The chaos on the charging cable market will soon come to an end. The federal government has implemented an EU directive, thanks to which most electrical devices will soon have to have a USB-C port as a charging cable.
The new regulation, which the federal government has now implemented, will apply as early as December. By then at the latest, newly sold smartphones, tablets, etc. must have a charging cable with a USB-C port.
To this end, the federal government has decided to change the Radio Equipment Act. The basis for the change in the law is an EU directive from last year.
Why will all charging cables soon have a USB-C port?
Two central points are crucial for the introduction of standardized charging cables. On the one hand, the change is intended to make things easier for consumers. In the future, you will no longer have to have different charging cables for different devices.
But environmental protection and the protection of resources also play a crucial role in this change in the law. For example, if an old smartphone has no longer served its purpose, the cable can be reused for a new – or different – device in the future. This should also reduce the amount of electronic waste.

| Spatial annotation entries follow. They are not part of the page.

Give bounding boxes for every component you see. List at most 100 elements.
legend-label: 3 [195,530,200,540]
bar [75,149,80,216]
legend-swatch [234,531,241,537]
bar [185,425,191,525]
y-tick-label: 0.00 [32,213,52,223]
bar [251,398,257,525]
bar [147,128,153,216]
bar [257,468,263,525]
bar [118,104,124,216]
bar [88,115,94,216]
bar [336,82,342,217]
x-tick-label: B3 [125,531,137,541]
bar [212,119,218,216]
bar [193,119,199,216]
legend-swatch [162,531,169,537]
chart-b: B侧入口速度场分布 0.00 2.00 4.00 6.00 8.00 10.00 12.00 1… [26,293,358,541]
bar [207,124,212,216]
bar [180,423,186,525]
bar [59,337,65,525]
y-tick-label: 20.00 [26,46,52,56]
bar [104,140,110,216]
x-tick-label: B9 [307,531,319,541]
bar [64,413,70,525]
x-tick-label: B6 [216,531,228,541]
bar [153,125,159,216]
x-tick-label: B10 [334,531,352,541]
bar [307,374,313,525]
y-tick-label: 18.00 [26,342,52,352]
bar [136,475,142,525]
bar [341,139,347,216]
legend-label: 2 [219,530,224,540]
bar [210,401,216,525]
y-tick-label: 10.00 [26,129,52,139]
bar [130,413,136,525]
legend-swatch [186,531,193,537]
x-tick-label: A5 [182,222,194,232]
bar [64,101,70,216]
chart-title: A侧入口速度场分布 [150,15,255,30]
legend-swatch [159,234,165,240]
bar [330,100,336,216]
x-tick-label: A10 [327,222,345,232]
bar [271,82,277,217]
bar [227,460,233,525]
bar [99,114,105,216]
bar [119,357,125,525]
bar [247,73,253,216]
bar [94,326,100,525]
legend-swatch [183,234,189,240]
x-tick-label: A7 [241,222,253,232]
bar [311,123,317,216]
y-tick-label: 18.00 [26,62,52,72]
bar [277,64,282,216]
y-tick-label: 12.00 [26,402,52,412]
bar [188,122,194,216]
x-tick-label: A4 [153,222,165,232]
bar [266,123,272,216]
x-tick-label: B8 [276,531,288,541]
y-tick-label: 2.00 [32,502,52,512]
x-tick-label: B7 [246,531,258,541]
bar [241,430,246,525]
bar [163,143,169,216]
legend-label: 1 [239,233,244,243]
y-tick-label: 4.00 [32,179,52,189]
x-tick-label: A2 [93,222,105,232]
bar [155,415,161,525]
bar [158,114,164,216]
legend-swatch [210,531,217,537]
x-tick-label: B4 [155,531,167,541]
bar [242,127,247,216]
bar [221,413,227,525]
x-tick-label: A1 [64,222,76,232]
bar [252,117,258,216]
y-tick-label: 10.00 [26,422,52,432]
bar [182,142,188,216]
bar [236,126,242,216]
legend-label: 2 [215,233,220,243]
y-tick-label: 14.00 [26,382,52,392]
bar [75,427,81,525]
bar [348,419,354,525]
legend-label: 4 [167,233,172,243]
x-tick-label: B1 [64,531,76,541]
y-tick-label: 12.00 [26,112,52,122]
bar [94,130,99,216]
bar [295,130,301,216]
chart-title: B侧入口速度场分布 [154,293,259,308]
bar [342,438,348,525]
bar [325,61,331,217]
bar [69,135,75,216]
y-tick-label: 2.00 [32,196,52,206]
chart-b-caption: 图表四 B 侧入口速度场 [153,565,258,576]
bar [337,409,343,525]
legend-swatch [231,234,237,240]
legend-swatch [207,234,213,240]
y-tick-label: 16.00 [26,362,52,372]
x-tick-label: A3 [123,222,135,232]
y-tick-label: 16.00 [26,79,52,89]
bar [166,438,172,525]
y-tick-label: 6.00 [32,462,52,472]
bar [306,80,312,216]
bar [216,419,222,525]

Consumers will have a choice in the future
For example, if you buy a new smartphone after the change in the law is introduced, a new charging cable will no longer necessarily be included.
In the future, consumers should have the choice of whether they want to buy a new cable with a new device. If you don’t need this, you can simply continue to use your old, existing cables.
To which devices does the new regulation not apply?
But unfortunately the change in the law does not apply as comprehensively as some consumers might wish. Wirelessly chargeable devices such as some headphones are excluded. These do not necessarily have to have a USB port.
There won’t be any relief from cable clutter on the notebook market very soon either. Because the USB-C connection will only be considered mandatory here from 2026.